The World Health Organisation told Reuters only around 10 to 12 doses of the drug have been made and this raises difficult ethical questions about who should get priority access. The worst-ever outbreak of Ebola has already claimed the lives of 1,069 people and there are 1,975 probable and suspected cases, the vast majority in Guinea, Liberia and Sierra Leone, according to the UN health agency. The doctors will be the first Africans to receive the treatment, though it has already been given to a Spanish priest who later died and two U.S. aid workers who are reported to have shown signs of recovery. Authorities are also concerned that ZMapp's unproven status could leave them open to the charge that humans are being used as guinea pigs. 'This is not the panacea to the problem. It is at the risk of the patient,' Liberia's Assistant Health Minister Tolbert Nyenswah told journalists at Monrovia's main airport.

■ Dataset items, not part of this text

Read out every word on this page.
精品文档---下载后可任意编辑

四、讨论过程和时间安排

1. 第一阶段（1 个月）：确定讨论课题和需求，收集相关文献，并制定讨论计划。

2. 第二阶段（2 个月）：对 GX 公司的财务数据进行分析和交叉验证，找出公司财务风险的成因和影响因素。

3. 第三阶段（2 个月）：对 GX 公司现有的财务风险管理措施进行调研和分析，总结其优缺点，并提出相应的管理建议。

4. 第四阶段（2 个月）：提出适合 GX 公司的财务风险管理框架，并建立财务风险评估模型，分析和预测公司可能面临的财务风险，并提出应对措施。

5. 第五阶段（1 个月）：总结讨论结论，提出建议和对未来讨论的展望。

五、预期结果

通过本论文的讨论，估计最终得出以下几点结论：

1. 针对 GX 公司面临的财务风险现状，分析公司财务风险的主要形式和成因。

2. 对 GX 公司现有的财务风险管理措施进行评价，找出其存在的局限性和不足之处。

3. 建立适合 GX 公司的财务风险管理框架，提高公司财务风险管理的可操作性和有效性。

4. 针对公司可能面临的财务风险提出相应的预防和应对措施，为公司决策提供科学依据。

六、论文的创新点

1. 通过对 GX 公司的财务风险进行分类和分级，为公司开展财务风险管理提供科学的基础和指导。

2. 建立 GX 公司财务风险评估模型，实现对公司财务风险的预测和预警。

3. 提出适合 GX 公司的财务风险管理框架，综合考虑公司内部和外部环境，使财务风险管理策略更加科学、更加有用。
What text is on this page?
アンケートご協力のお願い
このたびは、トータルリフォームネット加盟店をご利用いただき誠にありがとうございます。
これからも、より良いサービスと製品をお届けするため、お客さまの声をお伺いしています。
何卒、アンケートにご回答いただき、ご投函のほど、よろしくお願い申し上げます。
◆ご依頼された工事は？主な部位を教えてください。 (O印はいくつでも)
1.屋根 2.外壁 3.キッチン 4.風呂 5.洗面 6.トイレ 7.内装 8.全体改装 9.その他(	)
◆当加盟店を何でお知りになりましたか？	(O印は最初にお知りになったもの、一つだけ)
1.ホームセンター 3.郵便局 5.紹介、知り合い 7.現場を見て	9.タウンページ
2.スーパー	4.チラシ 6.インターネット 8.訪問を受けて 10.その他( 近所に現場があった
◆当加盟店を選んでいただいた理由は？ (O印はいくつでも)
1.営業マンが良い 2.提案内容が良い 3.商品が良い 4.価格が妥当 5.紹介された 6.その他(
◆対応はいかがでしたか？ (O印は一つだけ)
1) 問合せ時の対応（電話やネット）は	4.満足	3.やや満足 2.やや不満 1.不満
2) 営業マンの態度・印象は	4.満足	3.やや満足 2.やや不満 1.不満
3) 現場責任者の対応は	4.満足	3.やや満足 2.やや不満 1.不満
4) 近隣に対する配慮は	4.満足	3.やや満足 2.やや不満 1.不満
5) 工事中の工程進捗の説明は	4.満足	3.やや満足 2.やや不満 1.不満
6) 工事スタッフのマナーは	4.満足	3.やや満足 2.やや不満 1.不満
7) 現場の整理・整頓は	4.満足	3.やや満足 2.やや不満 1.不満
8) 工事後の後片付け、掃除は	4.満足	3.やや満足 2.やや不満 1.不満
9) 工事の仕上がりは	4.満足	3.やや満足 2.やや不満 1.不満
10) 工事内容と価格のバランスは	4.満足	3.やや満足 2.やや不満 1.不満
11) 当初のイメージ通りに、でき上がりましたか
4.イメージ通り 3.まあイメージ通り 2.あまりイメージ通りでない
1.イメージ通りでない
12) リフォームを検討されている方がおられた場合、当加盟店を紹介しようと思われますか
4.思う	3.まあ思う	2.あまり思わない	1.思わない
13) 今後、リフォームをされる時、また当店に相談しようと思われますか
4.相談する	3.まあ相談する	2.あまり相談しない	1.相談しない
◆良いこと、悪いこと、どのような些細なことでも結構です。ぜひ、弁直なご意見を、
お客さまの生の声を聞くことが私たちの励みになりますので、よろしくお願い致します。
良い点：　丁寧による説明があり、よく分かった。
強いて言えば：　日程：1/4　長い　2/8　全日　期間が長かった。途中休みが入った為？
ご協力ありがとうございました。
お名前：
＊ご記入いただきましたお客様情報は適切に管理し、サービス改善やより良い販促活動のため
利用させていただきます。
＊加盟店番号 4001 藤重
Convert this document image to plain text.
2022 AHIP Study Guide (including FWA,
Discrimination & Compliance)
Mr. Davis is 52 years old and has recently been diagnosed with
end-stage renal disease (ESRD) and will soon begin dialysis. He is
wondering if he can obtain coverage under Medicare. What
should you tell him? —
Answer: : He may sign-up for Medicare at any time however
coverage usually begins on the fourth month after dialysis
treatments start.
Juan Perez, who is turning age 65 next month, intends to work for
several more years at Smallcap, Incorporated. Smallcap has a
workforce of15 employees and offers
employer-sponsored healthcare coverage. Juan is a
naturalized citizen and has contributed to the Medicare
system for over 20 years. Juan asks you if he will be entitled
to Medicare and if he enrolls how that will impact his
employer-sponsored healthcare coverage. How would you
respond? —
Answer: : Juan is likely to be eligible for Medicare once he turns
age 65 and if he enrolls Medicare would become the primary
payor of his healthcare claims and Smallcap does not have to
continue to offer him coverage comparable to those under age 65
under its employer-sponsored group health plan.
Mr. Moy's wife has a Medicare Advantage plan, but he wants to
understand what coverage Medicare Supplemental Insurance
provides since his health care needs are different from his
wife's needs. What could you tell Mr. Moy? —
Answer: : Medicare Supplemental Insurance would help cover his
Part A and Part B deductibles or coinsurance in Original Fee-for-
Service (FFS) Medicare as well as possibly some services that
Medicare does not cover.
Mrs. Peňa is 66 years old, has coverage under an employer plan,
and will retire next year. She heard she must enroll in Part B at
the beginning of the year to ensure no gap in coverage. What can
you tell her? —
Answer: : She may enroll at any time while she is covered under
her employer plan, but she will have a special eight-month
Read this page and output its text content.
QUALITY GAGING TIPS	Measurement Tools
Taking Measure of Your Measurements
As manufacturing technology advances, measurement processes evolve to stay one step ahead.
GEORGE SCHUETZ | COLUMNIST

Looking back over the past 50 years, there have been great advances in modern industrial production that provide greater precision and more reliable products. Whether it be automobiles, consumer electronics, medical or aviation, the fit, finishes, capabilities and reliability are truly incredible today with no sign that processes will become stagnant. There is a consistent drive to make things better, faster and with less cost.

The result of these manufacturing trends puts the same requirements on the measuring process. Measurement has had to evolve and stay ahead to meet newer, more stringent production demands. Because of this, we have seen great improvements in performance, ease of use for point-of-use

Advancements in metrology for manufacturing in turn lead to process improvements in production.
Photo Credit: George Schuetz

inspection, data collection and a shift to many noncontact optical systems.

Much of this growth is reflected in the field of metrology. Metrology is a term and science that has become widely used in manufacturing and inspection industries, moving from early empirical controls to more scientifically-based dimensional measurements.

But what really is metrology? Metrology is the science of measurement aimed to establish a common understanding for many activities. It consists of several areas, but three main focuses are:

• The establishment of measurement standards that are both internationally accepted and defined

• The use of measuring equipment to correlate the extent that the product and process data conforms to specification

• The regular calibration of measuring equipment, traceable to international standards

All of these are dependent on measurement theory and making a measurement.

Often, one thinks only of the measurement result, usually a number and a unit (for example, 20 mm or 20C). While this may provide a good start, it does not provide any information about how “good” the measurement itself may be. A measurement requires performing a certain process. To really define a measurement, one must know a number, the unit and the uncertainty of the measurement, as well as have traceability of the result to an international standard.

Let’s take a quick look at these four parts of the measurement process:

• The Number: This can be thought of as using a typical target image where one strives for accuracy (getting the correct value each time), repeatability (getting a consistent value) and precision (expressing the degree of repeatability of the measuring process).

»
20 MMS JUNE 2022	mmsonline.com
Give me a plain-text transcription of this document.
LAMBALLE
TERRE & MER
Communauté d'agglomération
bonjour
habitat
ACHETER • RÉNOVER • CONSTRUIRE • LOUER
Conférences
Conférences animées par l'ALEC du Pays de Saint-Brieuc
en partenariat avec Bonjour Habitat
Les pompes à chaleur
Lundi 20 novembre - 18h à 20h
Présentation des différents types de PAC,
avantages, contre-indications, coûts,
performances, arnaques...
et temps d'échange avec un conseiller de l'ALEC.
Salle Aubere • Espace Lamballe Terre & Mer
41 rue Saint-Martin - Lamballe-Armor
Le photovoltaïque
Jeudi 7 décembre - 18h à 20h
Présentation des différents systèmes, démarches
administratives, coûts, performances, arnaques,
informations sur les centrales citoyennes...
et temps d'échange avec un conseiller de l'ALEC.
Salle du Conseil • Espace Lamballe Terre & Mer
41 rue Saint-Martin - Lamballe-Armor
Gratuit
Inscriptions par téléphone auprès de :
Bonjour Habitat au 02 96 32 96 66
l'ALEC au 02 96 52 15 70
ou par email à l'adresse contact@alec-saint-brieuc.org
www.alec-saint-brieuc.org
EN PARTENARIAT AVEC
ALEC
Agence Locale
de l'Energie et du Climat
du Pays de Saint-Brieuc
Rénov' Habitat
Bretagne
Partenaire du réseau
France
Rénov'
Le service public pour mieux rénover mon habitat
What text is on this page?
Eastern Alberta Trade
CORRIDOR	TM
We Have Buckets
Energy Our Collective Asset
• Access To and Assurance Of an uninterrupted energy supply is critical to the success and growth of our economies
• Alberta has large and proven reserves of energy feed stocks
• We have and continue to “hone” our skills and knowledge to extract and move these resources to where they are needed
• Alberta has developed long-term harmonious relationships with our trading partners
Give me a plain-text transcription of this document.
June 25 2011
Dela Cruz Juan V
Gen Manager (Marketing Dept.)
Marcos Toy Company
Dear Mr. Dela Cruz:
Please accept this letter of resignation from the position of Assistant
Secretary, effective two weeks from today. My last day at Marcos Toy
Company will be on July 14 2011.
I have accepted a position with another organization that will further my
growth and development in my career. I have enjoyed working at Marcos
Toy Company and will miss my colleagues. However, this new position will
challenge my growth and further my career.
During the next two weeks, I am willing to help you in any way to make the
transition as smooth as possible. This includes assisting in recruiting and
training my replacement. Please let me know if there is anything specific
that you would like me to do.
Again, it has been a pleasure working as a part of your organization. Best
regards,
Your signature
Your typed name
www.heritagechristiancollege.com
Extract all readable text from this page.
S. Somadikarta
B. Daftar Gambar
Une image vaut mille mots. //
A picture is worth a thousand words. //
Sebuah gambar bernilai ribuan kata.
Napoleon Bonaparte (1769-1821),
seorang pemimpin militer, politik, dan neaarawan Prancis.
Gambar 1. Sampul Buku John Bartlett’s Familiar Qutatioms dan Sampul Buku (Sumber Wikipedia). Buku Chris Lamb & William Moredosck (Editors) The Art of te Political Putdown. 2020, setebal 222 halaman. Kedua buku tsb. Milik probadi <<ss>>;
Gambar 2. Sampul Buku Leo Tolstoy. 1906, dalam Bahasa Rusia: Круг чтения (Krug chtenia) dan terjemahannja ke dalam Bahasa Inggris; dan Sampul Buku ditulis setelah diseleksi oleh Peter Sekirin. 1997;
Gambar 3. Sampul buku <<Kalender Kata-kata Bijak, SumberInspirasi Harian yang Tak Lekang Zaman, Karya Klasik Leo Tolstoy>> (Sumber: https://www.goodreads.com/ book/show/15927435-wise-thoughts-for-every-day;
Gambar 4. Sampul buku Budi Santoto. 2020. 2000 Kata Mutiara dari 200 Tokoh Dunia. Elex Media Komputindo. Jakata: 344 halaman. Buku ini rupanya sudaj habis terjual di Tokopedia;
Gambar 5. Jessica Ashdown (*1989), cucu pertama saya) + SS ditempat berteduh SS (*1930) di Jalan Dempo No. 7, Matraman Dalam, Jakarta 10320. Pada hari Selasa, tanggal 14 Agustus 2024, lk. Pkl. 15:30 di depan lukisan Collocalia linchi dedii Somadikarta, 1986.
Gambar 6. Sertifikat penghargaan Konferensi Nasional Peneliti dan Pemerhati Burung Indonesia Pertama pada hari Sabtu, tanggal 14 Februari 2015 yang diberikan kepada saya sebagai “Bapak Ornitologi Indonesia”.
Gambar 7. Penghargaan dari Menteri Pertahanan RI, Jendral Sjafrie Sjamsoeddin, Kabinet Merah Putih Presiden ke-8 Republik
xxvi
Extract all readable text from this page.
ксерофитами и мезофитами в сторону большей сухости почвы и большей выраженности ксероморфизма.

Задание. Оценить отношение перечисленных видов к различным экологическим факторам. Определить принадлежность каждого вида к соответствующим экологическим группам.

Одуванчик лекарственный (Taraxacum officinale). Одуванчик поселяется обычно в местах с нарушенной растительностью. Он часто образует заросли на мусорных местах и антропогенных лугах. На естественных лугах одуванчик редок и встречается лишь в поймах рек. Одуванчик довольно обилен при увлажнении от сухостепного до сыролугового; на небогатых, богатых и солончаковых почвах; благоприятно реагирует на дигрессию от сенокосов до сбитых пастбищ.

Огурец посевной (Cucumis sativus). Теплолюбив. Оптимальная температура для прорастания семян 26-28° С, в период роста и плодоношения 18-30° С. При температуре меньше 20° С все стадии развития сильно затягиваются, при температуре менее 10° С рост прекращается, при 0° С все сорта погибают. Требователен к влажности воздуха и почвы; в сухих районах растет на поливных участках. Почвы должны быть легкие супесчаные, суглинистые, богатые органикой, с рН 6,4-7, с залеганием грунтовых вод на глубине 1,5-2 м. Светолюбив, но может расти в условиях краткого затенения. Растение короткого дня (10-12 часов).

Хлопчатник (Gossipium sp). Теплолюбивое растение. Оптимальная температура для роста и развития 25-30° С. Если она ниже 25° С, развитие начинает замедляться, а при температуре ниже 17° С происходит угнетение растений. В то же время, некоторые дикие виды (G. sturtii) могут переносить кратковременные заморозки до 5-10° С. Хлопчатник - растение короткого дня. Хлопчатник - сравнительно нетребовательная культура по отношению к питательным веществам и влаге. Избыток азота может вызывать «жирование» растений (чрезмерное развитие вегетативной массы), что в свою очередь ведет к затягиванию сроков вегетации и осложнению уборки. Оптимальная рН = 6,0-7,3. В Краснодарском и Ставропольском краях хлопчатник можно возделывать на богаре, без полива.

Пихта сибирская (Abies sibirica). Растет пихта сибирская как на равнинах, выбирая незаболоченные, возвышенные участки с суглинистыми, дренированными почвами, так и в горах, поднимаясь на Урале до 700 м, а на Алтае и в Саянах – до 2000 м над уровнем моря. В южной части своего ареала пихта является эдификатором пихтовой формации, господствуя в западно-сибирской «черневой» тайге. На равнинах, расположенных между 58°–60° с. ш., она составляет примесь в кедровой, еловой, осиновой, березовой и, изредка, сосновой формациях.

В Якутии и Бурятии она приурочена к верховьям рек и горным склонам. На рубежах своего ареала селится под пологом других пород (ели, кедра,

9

Information Minister Lewis Brown told Reuters the drug merely offered a 'glimmer of hope' and its use was little more than a gamble. Even so, the clamour for it is strong given that the contagious haemorrhagic disease is killing more than half of its victims and there is no known cure or vaccine. 'I welcome it. It is very good. Our nurses are dying. If you bring them the medication it will make them stronger to fight Ebola,' said stationery seller James Liburd, in Monrovia. But highlighting the dilemma, Melvin Korkor, the first Liberian doctor to survive Ebola, said he would not have used ZMapp when he was fighting for his life because U.S. authorities said they were not responsible for any adverse effects. 'Any drug that has not been approved by FDA should not be administered,' he told Reuters. And doctors treating a Sierra Leonean physician, Dr Sheik Humarr Khan, defended their decision not to give him the experimental drug, saying today they feared it was too risky. Calling it 'an impossible dilemma,' Doctors Without Borders explained in detail last month's decision in response to a New York Times story on the case. It would have been the first time the experimental drug was tried in humans but at the time that the experimental treatment was being considered for Dr Khan, his immune system was already starting to produce antibodies suggesting he might recover, Doctors Without Borders said in a statement. Dr Khan was also due to be transferred to a European hospital that would be more capable of handling problems that might arise, he said.